Estate attorneys that are in the know look at every aspect of a client’s portfolio to find the best ways to promote growth and protect from risk. Any client with a substantial portfolio might want to consider this strategy to cut down on the high state taxes that would otherwise be paid. Clients have been successful and satisfied with moving assets across the spectrum from several hundred thousand all the way up to hundreds of millions.
Nevada and Delaware have been engaged in a decades-long battle to get business from wealthy Americans through trusts. Part of the strategy for getting this business is by writing laws that make it simpler to transfer property across several generations and reduce the risk that assets will be attacked by creditors. As a result, Nevada has no state income tax and Delaware doesn’t place a tax on any out-of-state beneficiaries.

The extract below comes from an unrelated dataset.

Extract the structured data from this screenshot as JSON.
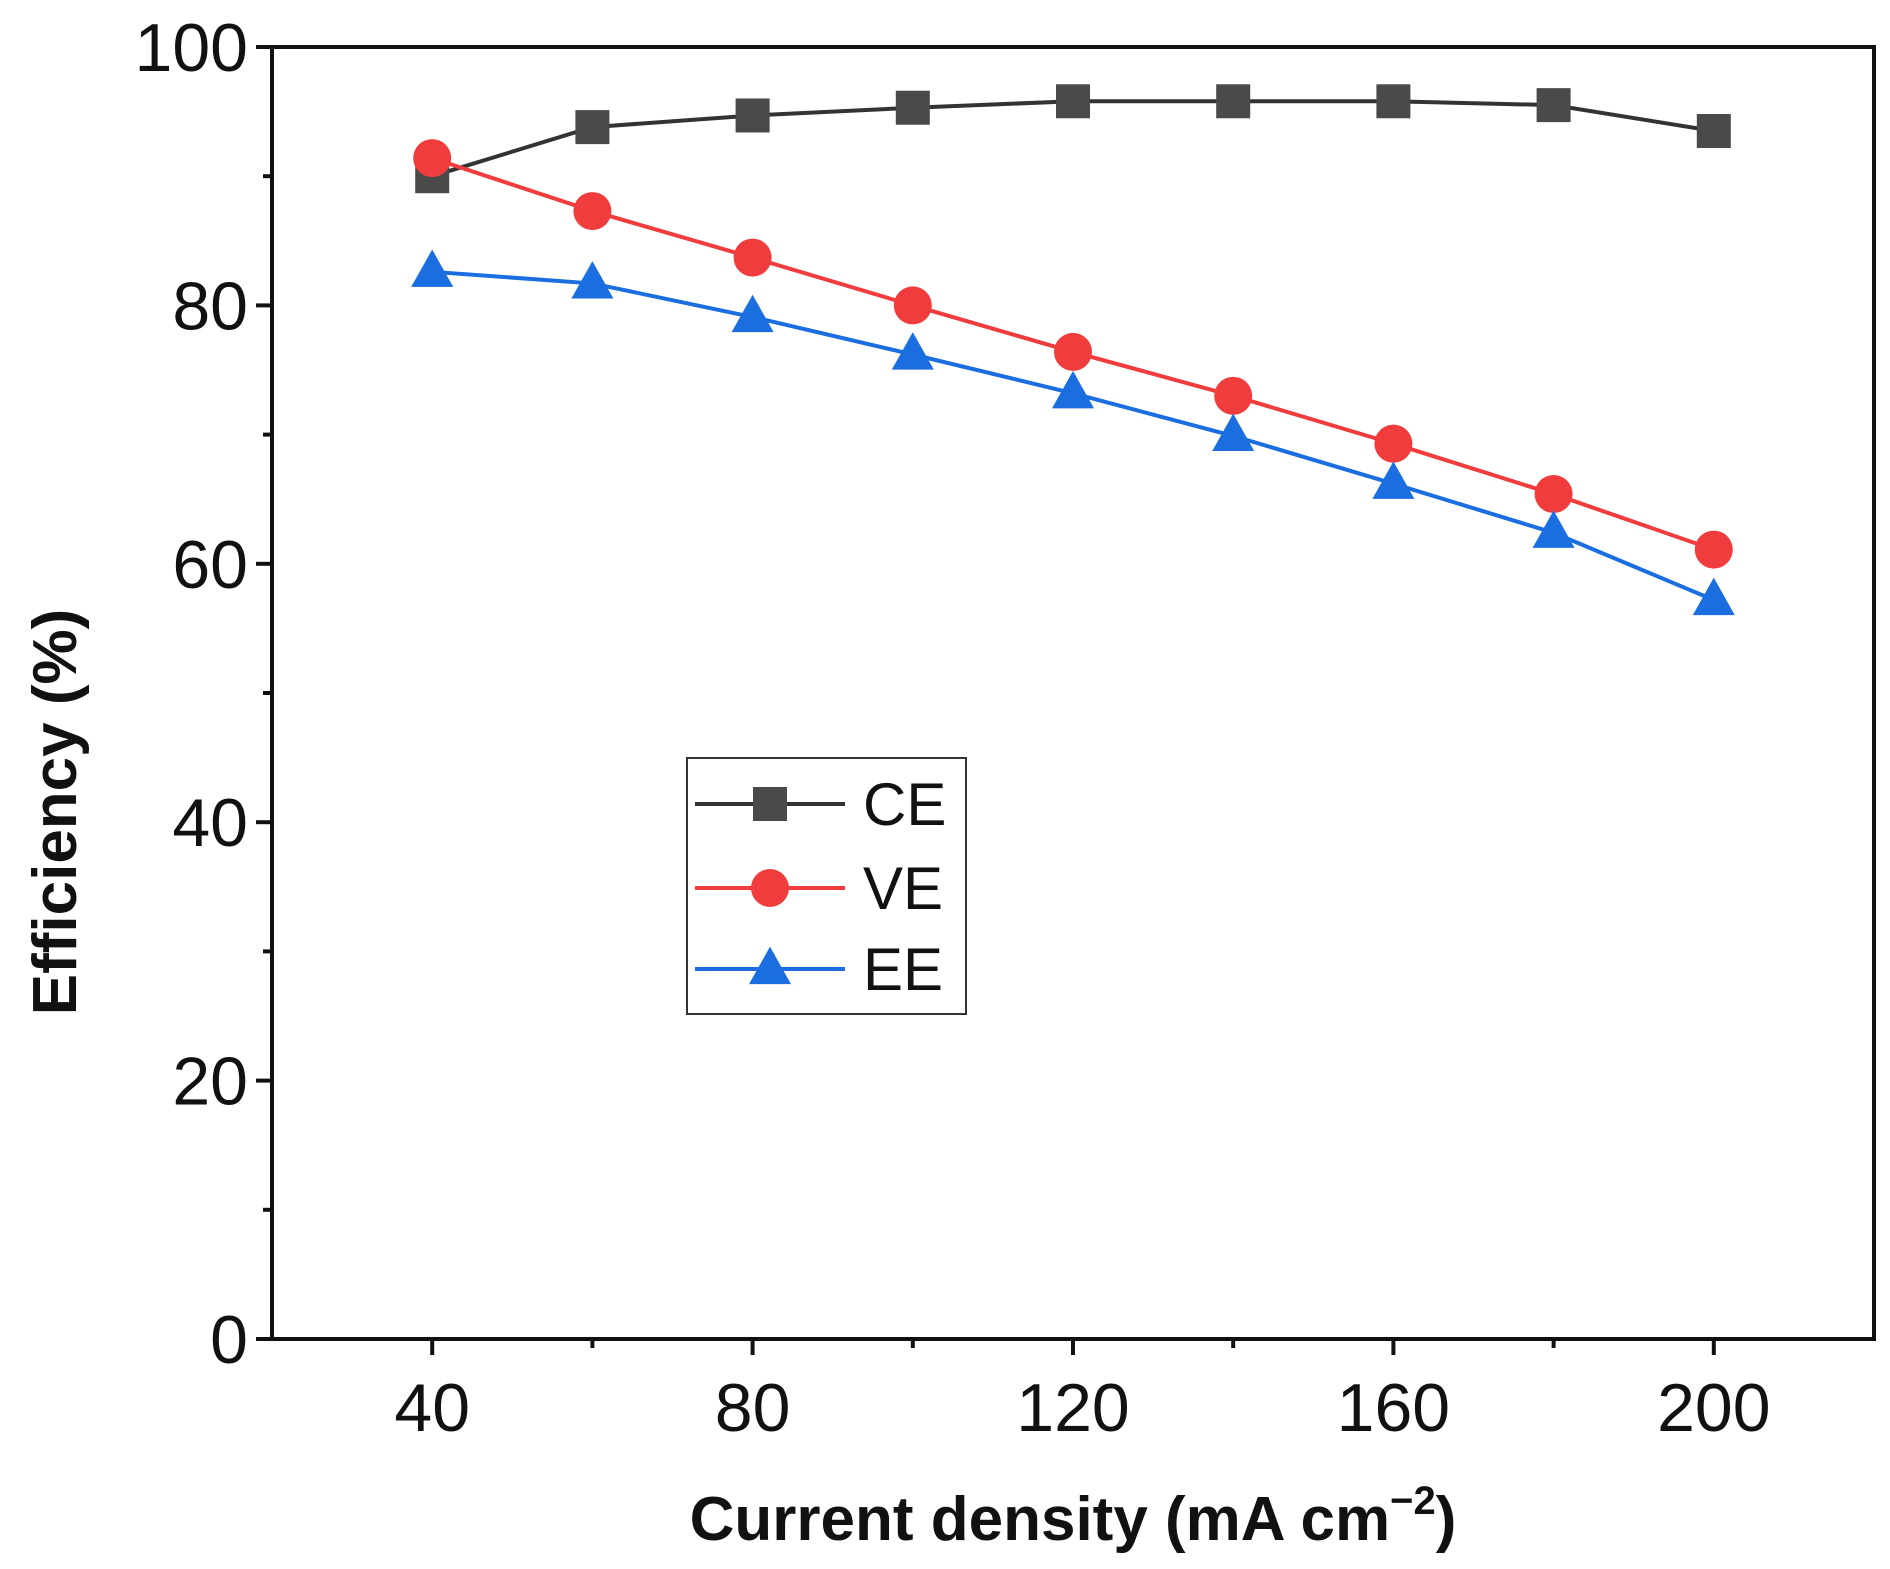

One of the most popular strategies is to use a Non-Grantor Trust, known as NING (Nevada Non-Grantor Trust) and DING (Delaware Non-Grantor Trust). Wealthy individuals who live in high-tax states can make the best of friendly policies in other states without the fear of violating any state or federal laws. In fact, a growing number of individuals are moving the assets just far enough outside their control so that they aren’t responsible for state income tax while also protecting them from being hit with a 40 percent gift tax. Most of these trusts are private, so there’s no clear data yet about just how many people are taking advantage of these incredible trust opportunities, but planners and attorneys are both reporting higher numbers of clients getting on board.